鍛冶屋(2)
ダミンが笑い終わった後、エリーに「杖と魔法石を見せろ」と言ったので、エリーはダミンに渡した。
ダミンは受け取った杖を見て「ああ!!」と思い出したかのように大声をだした。
「何?」
エリーはダミンに対して強気に尋ねるとダミンから帰ってきた言葉はまさかの「おいおいコイツはエラの奴に渡したやつだろ!」と杖を見て言った。
「え?エラ先生のこと知ってるの!?」
「もちろんだ!何せエラとリオンの親父と一緒の冒険者のメンバーだったからな!」と言った。
「え!そうだったんですか!」と僕が口にすると、「何だサイモンの奴息子に何も説明してないのか?」
「はい。父さんが説明してくれたのは『店主に強さを証明しろ!』」とだけしか言われなかったので…」
「次会った時、どうしてくれようか」と言いながらパキパキと指の関節を鳴らしていたので、心の中で父さんに謝った。

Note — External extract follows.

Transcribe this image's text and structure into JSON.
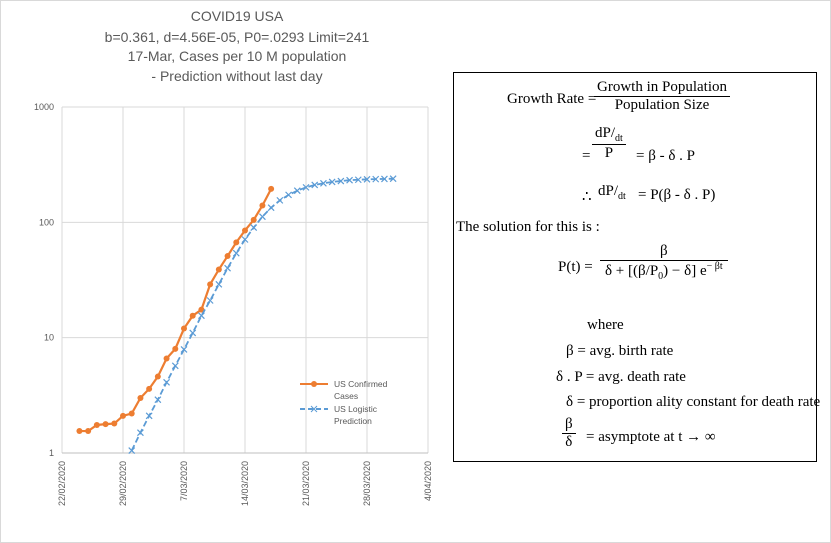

「それにしてもお前らがエラの弟子だったのか。今はアイツどこにいる?」
「ウィローグレン村から出た後の行方はわかりません」
「ふーん。アイツなら何処かの学校で魔法について研究しているだろ」
「それにしてもエラも弟子を取ったとは言ったけど、弟子のことを詳しく教えてくれなかったからな」
「エラ先生らしいです」とエリー先程とは変わってダミンに対して親近感を感じていた。
「それもそうだ。アイツは肝心な話を流すからな」
「そうなんです!私たちに勉強を教えてる時も大事な事を言わない時があったんです!」
二人は共通の知り合いの話題で盛り上がっていた。
(師匠……。冒険者の時も自由だったんですね)
僕は、エラ師匠が紅茶を飲みながら適当に授業していた様子を思い出していた。きっとエリーも同じ光景を思い出しているだろう。
こうして、エラの話題で持ちきりだったがダミンがエリーに質問した。
「そういえば、どうして水魔石と火魔石が一般の杖に必要なんだ?」
「私たち、二つの魔力を流す事が出来るようになったから魔石が二つも必要になったの」
「まさか…いやエラの弟子なら可能なのか?」
するとエリーは、右手に水魔力で左手に火魔力を流した。
「おいおい…その年齢で完璧な魔力操作だぜ」
「リオンに教えてもらったの」
「何!?息子の方に教えてもらっただと?」
「うん!私はリオンの風魔力に惚れたキッカケで魔法を習ったの」と嬉しい言葉を聞けて嬉しい気持ちになっている。
「じゃあ息子は何が出来る?」
その言葉に対して、僕は風魔力と水魔力を片方の手で出した。
「複雑に絡む二つの魔力を片手で操る事ができるとは…」
「エリーも出来ますよ!」
「そ、そうなのか」と返事をして「じゃあ待ってろ」と言いながら奥の部屋に入っていった。
しばらくすると《カーン・カーン》と音が鳴り響いた。
おそらく魔石をちょうどいい大きさにして貰っているのだろう。
数十分後、ダミンは完成した杖を持ってきた。
「これが新しい嬢ちゃんの杖だ!」
ダミンが持ってきてくれた物は、師匠からもった物と変わっていて魔法石の形が球体から小さい三角の形に削られていた。
あの魔石の形は一度師匠から見せてもらった本気の杖に似ていた。
「その魔法石の形、エラ先生のと一緒だ!」
「ああ、エラの杖も俺が作った。過去に魔法石を球体にしたままで三つの魔法石を使用したら杖が耐えられずぶっ壊れた過去があるからな。それで思考して考えた結果、魔法石を三角に加工すれば杖が壊れることなく使用できたから問題ないと思うぜ」
「ありがとう。おじさん」
「ハッハッハッハ!!いいってことよ!」
「あの、話が変わるんですけど…。店内を風刀で無茶苦茶にしてしまってよかったんですか?」
あらためて店内を見渡すと武具以外にも壁にも傷をつけてしまったことに罪悪感を持った。
「問題ねぇ!どうせ店内に出している武具は俺が適当に作った粗悪品よ!俺は自分が認めた奴にしか武器や防具は売らないし打たねぇ!壁も大丈夫だ」
(懐が大きいのか、適当に返事しているのかわからねぇ)
「あと、僕に剣を…」作ってくださいと聞こうとした時、店の扉が開けられた。